Relying on cues innate to the ECM substrates to enhance luminal epithelial migration and integration into native tissue is not adequate for airway tissue engineering. The airway is a harsh environment, exposed to constant mechanical stress from movement as well as microbial stresses from contact with the outside environment. Mucus clearance is difficult because the grafted length does not contain ciliated cells that would move the mucus out of the airway. This, in conjunction with the presence of surface irregularities at the anastomoses can contribute to increased collection of infectious material at the graft-native interface. All these factors may result in persistent and hypertrophic granulation tissue, which in turn delays epithelialization and healing of the anastomoses. Further work must focus on modifying the grafting materials to include stronger cues for implant integration so that these obstacles can be overcome. These cues can be translated from other tissue engineered strategies such as incorporating cells that can mediate the immune response and generate proregenerative paracrine signaling molecules that attract surrounding cells to the implanted grafts to speed up integration into the recipient's native tissue. Direct incorporation of chemotactic factors may also be used and would help to avoid the complexities associated with donor- or patient-derived cells.
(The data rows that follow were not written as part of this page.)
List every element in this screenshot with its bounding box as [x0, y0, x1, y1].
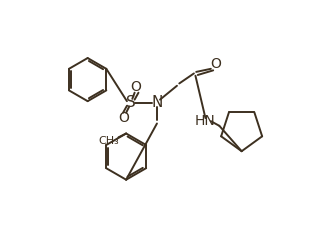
Text: O: O	[131, 80, 141, 94]
Text: N: N	[151, 95, 163, 110]
Text: O: O	[118, 111, 129, 125]
Text: HN: HN	[194, 114, 215, 128]
Text: CH₃: CH₃	[99, 136, 120, 146]
Text: O: O	[210, 57, 221, 71]
Text: S: S	[126, 95, 136, 110]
Previously, we have had longer survival time with partial circumference grafts. Several factors may have contributed to this success, including a relatively smaller graft surface area as well as maintaining some continuity of the native tissue in the uninjured intact tissue opposite the partial graft. Based on our feasibility study here and our previous studies, it is difficult to definitively choose the best design for a full circumferential graft, but using mechanistic studies to elucidate the mechanisms driving trachea wound healing and graft incorporation will help to refine the design both in structure and materials.

Conclusions

SIS-ECM combined with a 3D-printed PCL scaffold with a flexible design provided adequate structural integrity to a circumferential tracheal graft to prevent graft malacia and was well-incorporated externally with the native trachea. There was a significant intraluminal response to the matrix that precludes its use as an immediate airway replacement solution in its unaltered, off-the-shelf state. Incorporation of biological factors or cells into these scaffolds and ECMs can potentially decrease the granulation tissue formation and enhance tissue regeneration. Due to the lack of information on tracheal healing and granulation tissue formation, further studies are needed to determine mechanisms responsible for granulation tissue development and to systematically assess the properties of and recipient's response to various acellular scaffolds before consideration of wider, clinical adoption for tracheal reconstruction.

Conflict of Interest Statement

The authors reported no conflicts of interest.

The Journal policy requires editors and reviewers to disclose conflicts of interest and to decline handling or reviewing manuscripts for which they may have a conflict of interest. The editors and reviewers of this article have no conflicts of interest.